In July 1999, R.E.M. booked a three-night residency – amid their European Up tour – at one of Scotland’s largest and most important landmarks, Stirling Castle. Given the unique setting, the team at Lonely Goat, a small, independent UK film company, thought it would be interesting to create a documentary about how such a massive rock band’s presence would impact the community of Stirling, in which the ancient castle is located.

Released in 2003, as a bonus on the Perfect Square DVD, A Stirling Performance offered a different take on the standard concert film – not just capturing show footage and interviews with the band, but also documenting the event from the perspective of R.E.M. fans and the local community.

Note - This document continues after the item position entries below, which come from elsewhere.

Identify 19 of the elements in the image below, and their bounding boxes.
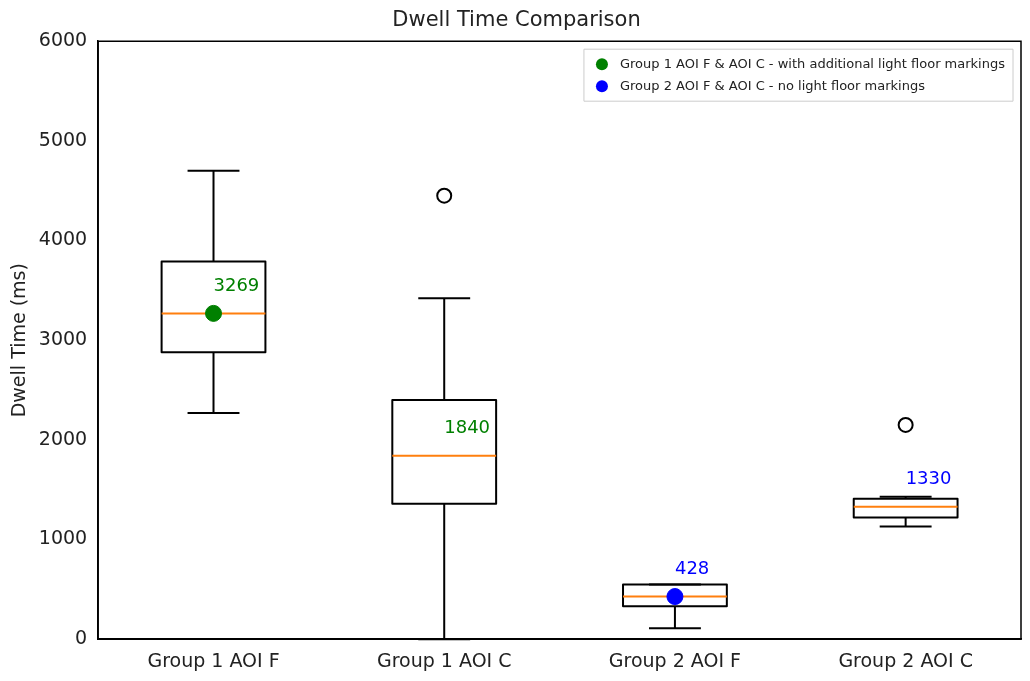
y-tick-label: 3000 xyxy=(38,327,88,350)
chart-title: Dwell Time Comparison xyxy=(392,7,641,32)
y-axis-title: Dwell Time (ms) xyxy=(7,263,30,418)
x-tick-label: Group 1 AOI C xyxy=(376,648,512,671)
y-tick-label: 5000 xyxy=(38,127,88,150)
x-tick-label: Group 1 AOI F xyxy=(147,648,280,671)
annotation: 1330 xyxy=(905,467,952,489)
y-tick-label: 6000 xyxy=(38,28,88,51)
y-tick-label: 1000 xyxy=(38,526,88,549)
y-tick-label: 4000 xyxy=(38,227,88,250)
annotation: 428 xyxy=(674,557,710,579)
x-tick-label: Group 2 AOI F xyxy=(608,648,742,671)
y-tick-label: 2000 xyxy=(38,426,88,449)
annotation: 3269 xyxy=(213,274,260,296)
y-tick-label: 0 xyxy=(75,626,88,649)
x-tick-label: Group 2 AOI C xyxy=(838,648,973,671)
annotation: 1840 xyxy=(444,416,491,438)
legend-label: Group 2 AOI F & AOI C - no light floor markings xyxy=(619,77,926,93)
legend-label: Group 1 AOI F & AOI C - with additional light floor markings xyxy=(619,55,1006,71)
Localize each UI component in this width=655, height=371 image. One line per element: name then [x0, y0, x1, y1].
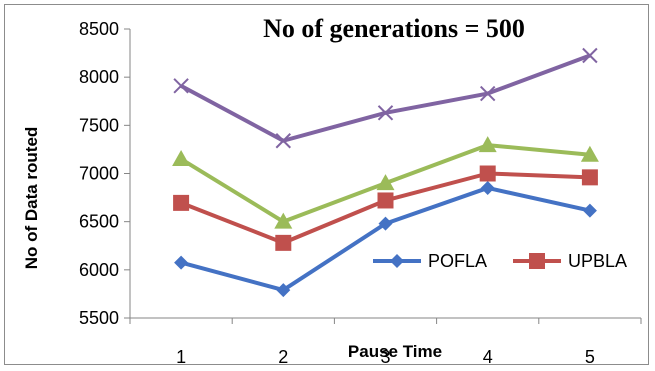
- data-point-marker: [378, 216, 393, 231]
- series-3: [172, 136, 599, 229]
- y-tick-label: 6000: [79, 260, 119, 280]
- marker-stroke: [582, 47, 598, 64]
- y-tick-label: 5500: [79, 308, 119, 328]
- data-point-marker: [174, 255, 189, 270]
- chart-frame: 5500 6000 6500 7000 7500 8000 8500 1 2 3 4 5 No of …: [4, 4, 649, 366]
- data-point-marker: [581, 169, 598, 186]
- data-point-marker: [377, 105, 394, 121]
- series-4: [173, 47, 598, 149]
- data-point-marker: [276, 283, 291, 298]
- chart-title: No of generations = 500: [263, 14, 525, 43]
- data-point-marker: [580, 145, 599, 162]
- marker-stroke: [479, 85, 496, 102]
- x-tick-label: 2: [278, 347, 288, 366]
- data-point-marker: [478, 136, 497, 153]
- data-point-marker: [479, 85, 496, 102]
- x-tick-label: 1: [176, 347, 186, 366]
- legend-label: POFLA: [428, 251, 487, 271]
- x-tick-label: 5: [585, 347, 595, 366]
- y-tick-label: 8500: [79, 19, 119, 39]
- marker-stroke: [275, 133, 292, 149]
- x-axis-title: Pause Time: [348, 342, 442, 361]
- x-tick-label: 4: [483, 347, 493, 366]
- data-point-marker: [376, 174, 395, 191]
- x-tick-label: 3: [380, 347, 390, 366]
- series-upbla: [173, 165, 598, 251]
- y-tick-label: 7000: [79, 164, 119, 184]
- data-point-marker: [480, 180, 495, 195]
- legend-item-pofla: POFLA: [373, 251, 487, 271]
- data-point-marker: [173, 194, 190, 211]
- data-point-marker: [173, 78, 189, 94]
- data-point-marker: [275, 133, 292, 149]
- data-point-marker: [390, 254, 404, 268]
- data-point-marker: [479, 165, 496, 182]
- data-point-marker: [172, 150, 191, 167]
- data-point-marker: [274, 212, 293, 229]
- legend-label: UPBLA: [568, 251, 627, 271]
- y-axis-title: No of Data routed: [22, 127, 41, 270]
- marker-stroke: [173, 78, 189, 94]
- marker-stroke: [377, 105, 394, 121]
- data-point-marker: [377, 192, 394, 209]
- y-tick-label: 8000: [79, 67, 119, 87]
- line-chart: 5500 6000 6500 7000 7500 8000 8500 1 2 3 4 5 No of …: [22, 14, 642, 366]
- series-line: [180, 53, 591, 143]
- y-tick-label: 7500: [79, 115, 119, 135]
- data-point-marker: [582, 47, 598, 64]
- y-tick-label: 6500: [79, 212, 119, 232]
- data-point-marker: [275, 234, 292, 251]
- legend-item-upbla: UPBLA: [513, 251, 627, 271]
- data-point-marker: [529, 253, 545, 269]
- legend: POFLA UPBLA: [373, 251, 627, 271]
- series-pofla: [174, 180, 597, 298]
- data-point-marker: [582, 203, 597, 218]
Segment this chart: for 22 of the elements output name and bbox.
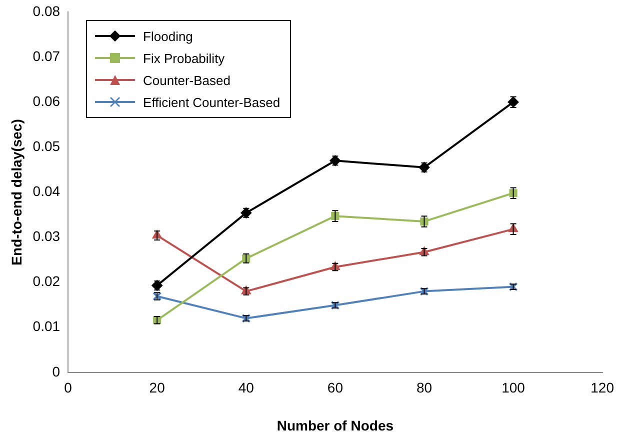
x-tick-label: 120 [590, 380, 614, 396]
y-tick-label: 0.06 [32, 92, 60, 109]
legend-label: Efficient Counter-Based [143, 94, 280, 110]
y-axis-title: End-to-end delay(sec) [8, 119, 24, 266]
legend-label: Fix Probability [143, 50, 225, 66]
x-tick-label: 0 [64, 380, 72, 396]
y-tick-label: 0.02 [32, 273, 60, 290]
y-tick-label: 0.08 [32, 2, 60, 19]
x-tick-label: 80 [416, 380, 432, 396]
y-tick-label: 0.03 [32, 228, 60, 244]
legend-label: Flooding [143, 28, 193, 44]
x-tick-label: 100 [502, 380, 526, 396]
legend-label: Counter-Based [143, 72, 230, 88]
y-tick-label: 0 [52, 363, 60, 380]
y-tick-label: 0.07 [32, 48, 60, 64]
y-tick-label: 0.04 [32, 183, 60, 200]
y-tick-label: 0.01 [32, 318, 60, 334]
x-tick-label: 20 [149, 380, 166, 396]
x-axis-title: Number of Nodes [276, 417, 394, 434]
x-tick-label: 40 [238, 380, 254, 396]
x-tick-label: 60 [327, 380, 344, 396]
y-tick-label: 0.05 [32, 138, 60, 154]
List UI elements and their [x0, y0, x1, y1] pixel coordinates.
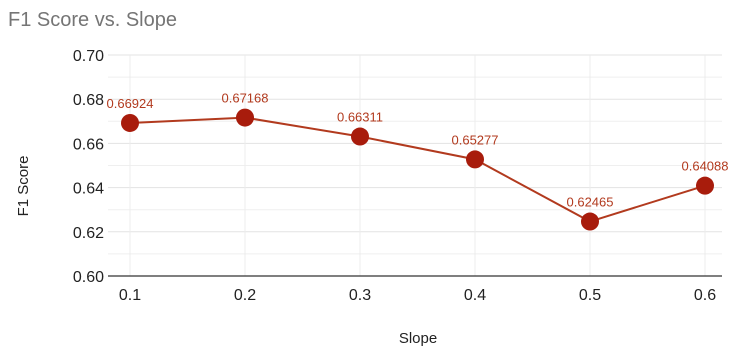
y-tick-label: 0.70: [73, 48, 104, 65]
data-points: [121, 108, 714, 231]
data-label: 0.62465: [567, 195, 614, 210]
data-label: 0.64088: [682, 159, 729, 174]
x-tick-label: 0.2: [234, 287, 256, 304]
y-tick-labels: 0.60 0.62 0.64 0.66 0.68 0.70: [73, 48, 104, 286]
chart-title: F1 Score vs. Slope: [8, 9, 177, 31]
x-tick-labels: 0.1 0.2 0.3 0.4 0.5 0.6: [119, 287, 716, 304]
series-line: [129, 116, 706, 223]
data-point: [696, 176, 714, 195]
y-tick-label: 0.60: [73, 269, 104, 286]
y-tick-label: 0.62: [73, 225, 104, 242]
data-label: 0.66924: [107, 96, 154, 111]
x-tick-label: 0.1: [119, 287, 141, 304]
data-point: [121, 113, 139, 132]
data-labels: 0.66924 0.67168 0.66311 0.65277 0.62465 0.640…: [107, 91, 729, 210]
y-tick-label: 0.66: [73, 136, 104, 153]
x-tick-label: 0.5: [579, 287, 601, 304]
data-label: 0.65277: [452, 132, 499, 147]
x-tick-label: 0.6: [694, 287, 716, 304]
grid-lines: [108, 54, 722, 276]
data-label: 0.66311: [337, 110, 383, 125]
data-point: [581, 212, 599, 231]
data-label: 0.67168: [222, 91, 269, 106]
data-point: [466, 150, 484, 169]
data-point: [351, 127, 369, 146]
y-axis-label: F1 Score: [15, 156, 32, 217]
y-tick-label: 0.68: [73, 92, 104, 109]
data-point: [236, 108, 254, 127]
x-tick-label: 0.3: [349, 287, 371, 304]
y-tick-label: 0.64: [73, 181, 104, 198]
x-axis-label: Slope: [399, 330, 437, 347]
x-tick-label: 0.4: [464, 287, 486, 304]
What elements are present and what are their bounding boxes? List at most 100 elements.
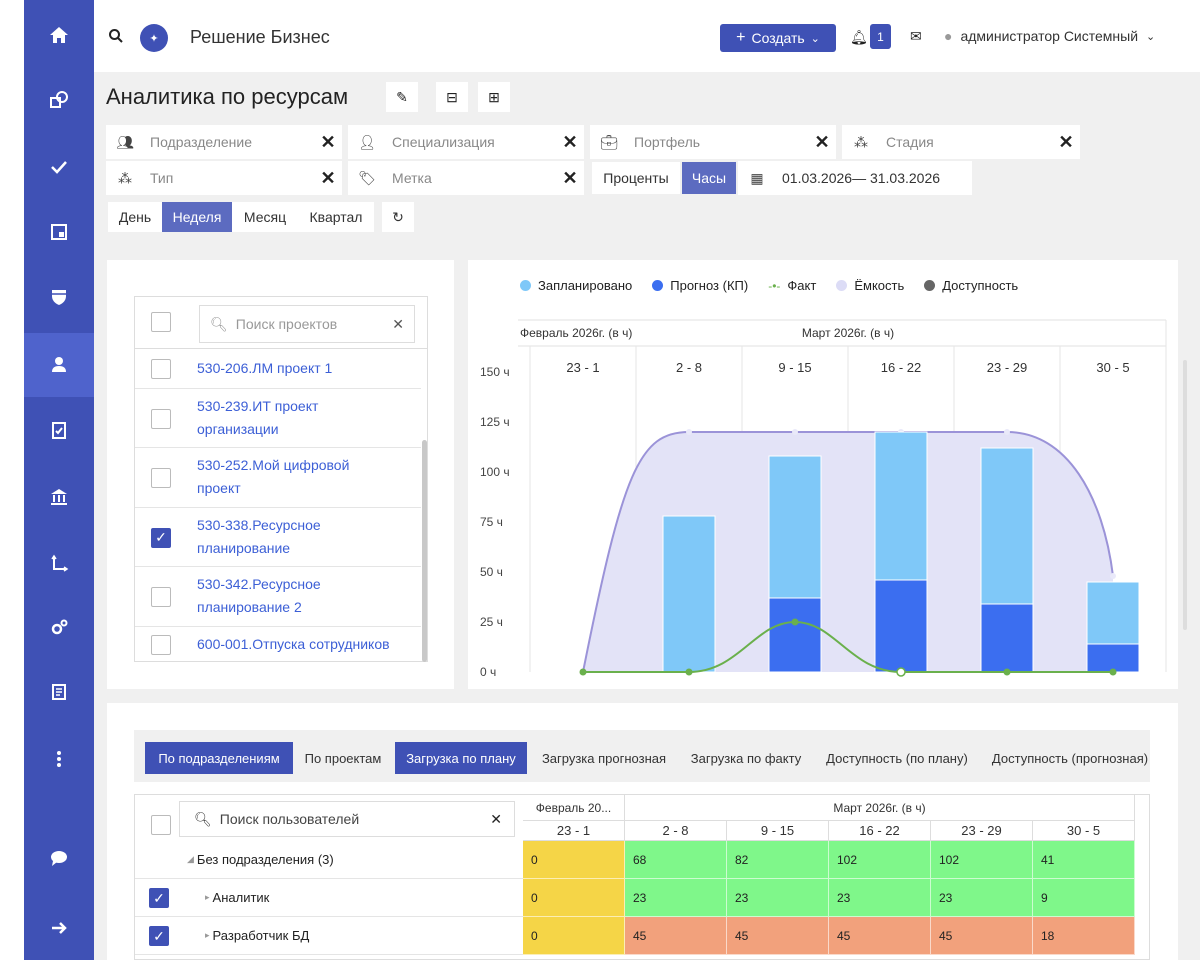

As a special bonus, the forthcoming screening will include a new Q&A with the documentary’s directors, Debbie Hogan and Andy Cronk, as they reflect on the film and those three special nights of shows. In a 2004 retrospective, Hogan shared some thoughts on the film and the concert. When she saw that the band was set to play Stirling Castle, she was “in disbelief…We thought it would be impossible for a town like Stirling to be unaffected by R.E.M.’s presence and we started to talk about how this would make a great film, about how the B&Bs, pubs, shops and a historic site like Stirling Castle would deal with it all.”

She continued, “We had a definite idea of what we wanted the film to be – an intimate look at a big band in a small town told from the town’s perspective, definitely not a rockumentary. We wanted it to be funny and down to earth and let all the personalities shine through.”